También alerté sobre un riesgo: que el trabajo con los más postergados termine siendo para beneficio exclusivo de estudiantes y docentes. Si en una facultad obligatoriamente se tienen que realizar trabajos de campo, los estudiantes podrían hacer ese trabajo sólo para sortear una valla académica y los docentes para colocarlo en su informe anual o cobrar una extensión horaria. Siempre hay que preguntarse qué ganó ese que está ahí con el que se pretendía trabajar. Porque puede pasar, y pasó, que la gente ponga en la puerta: “Hoy no atendemos”, porque un grupo fue el lunes, otro el martes y después fue el de los miércoles a preguntar cosas de la intimidad de una familia. Ese es un riesgo, no es la generalidad, pero tener la decisión política de trabajar con sectores postergados no asegura de por sí un beneficio.

Más allá del conflicto

Que iban a cambiar las políticas de Extensión ya era sabido, se auguraba desde la asunción de Roberto Markarian como nuevo rector. Pero el pasado viernes los docentes de Extensión se declararon en conflicto por la reiterada postergación en la recontratación de 35 cargos, sobre los que pesaba una propuesta del propio rector para que fueran recontratados por seis meses en lugar de un año, como es habitual. Pero el último martes, durante la sesión del Consejo Directivo Central (Cdc) de la Udelar, finalmente se resolvió recontratarlos. Ese día se consensuó que los cargos que venzan a partir del 31 de octubre de 2015 y hasta el 31 de marzo de 2016 serán estudiados caso a caso y con tiempo, por lo que los informes de actuación deberán ser entregados este octubre. Así, la recontratación se separó de otra discusión más de fondo: las líneas que guiarán el futuro de Extensión propuestas por el pro rector Hugo Rodríguez y que se encuentran sometidas a discusión en el Cdc, un documento sobre el que varios decanos opinaron que es demasiado general y que debería incluir consideraciones más concretas.
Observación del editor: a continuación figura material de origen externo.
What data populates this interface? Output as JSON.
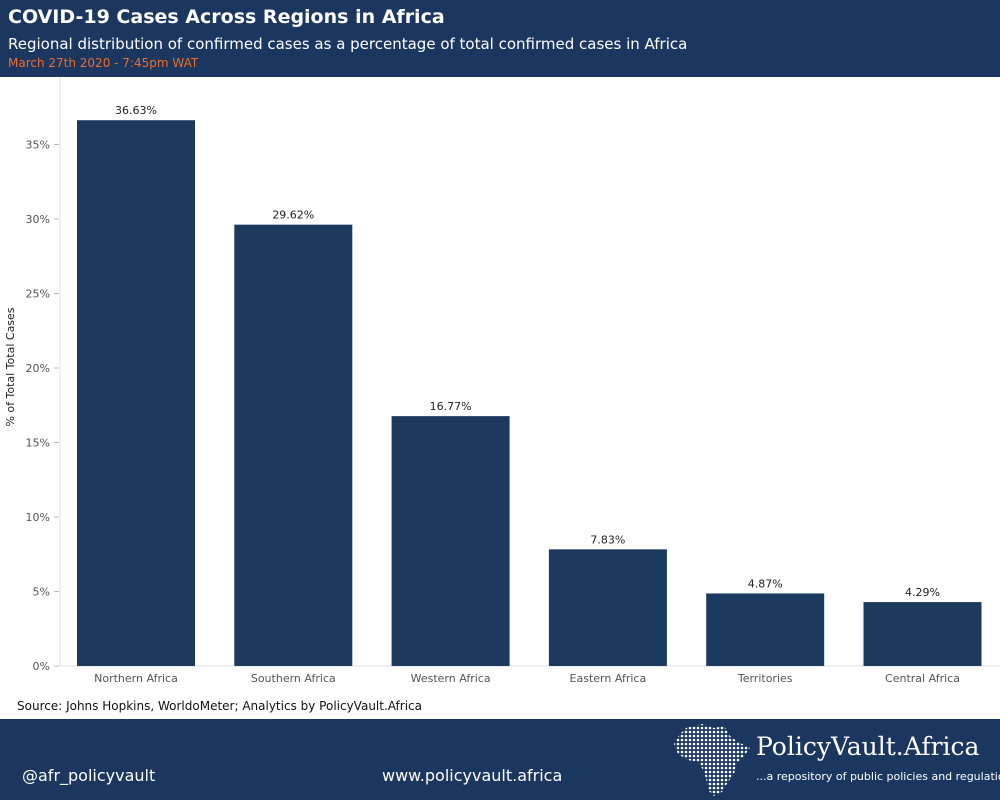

En ese marco, y horas antes de que se levantara el conflicto, Humberto Tommasino, ex pro rector de Extensión, declaró a Brecha que “detrás de todo esto hay un gran desmantelamiento. Esto tiene que ver con la propuesta de tener una Universidad diferente de la que había planteado (Rodrigo) Arocena durante estos ocho años, y particularmente lo que venía planteando Extensión”.

Según Tommasino, en la misma línea que lo planteado públicamente por los docentes de Extensión y durante el Cdc por el director de Bellas Artes, Samuel Stern, “hasta ahora no hay ideas concretas. Lo que se ha dicho es que hay que descentralizar, lo cual es una gran falacia. No se está hablando de los Espacios de Formación Integral que involucran a 8 mil estudiantes y a 600 docentes. La concepción markarianista no contempla que Apex y el Programa Interdisciplinario Metropolitano tienen mil estudiantes cada uno y hacen prácticas integrales. Y eso sucede en los servicios”. En su opinión, “lo que asusta” a todo un grupo de “docentes de cuño academicista” es que lo resuelto en la anterior gestión implica que “la extensión no tenga un espacio robado a los currículos sino integrado, y eso hace que haya que repensar la función docente”.

La idea de descentralización de la que hablan las nuevas autoridades significa “volver a la Universidad de 1955, cuando no había nada a nivel central y eran sólo facultades trabajando en forma de diáspora. Este crecimiento que hubo en los servicios, que es reconocido por muchos decanos, se ha dado gracias a una estructura central que lo ha propiciado”, sentenció Tommasino, otra vez en clara consonancia con los docentes de Extensión.

En este marco, aunque las recontrataciones calmaron las aguas, la preocupación persiste. Qué ocurrirá en octubre cuando se discutan nuevamente las recontrataciones y cuál será exactamente la propuesta de la actual gestión, sin duda dejan instalado un nuevo debate.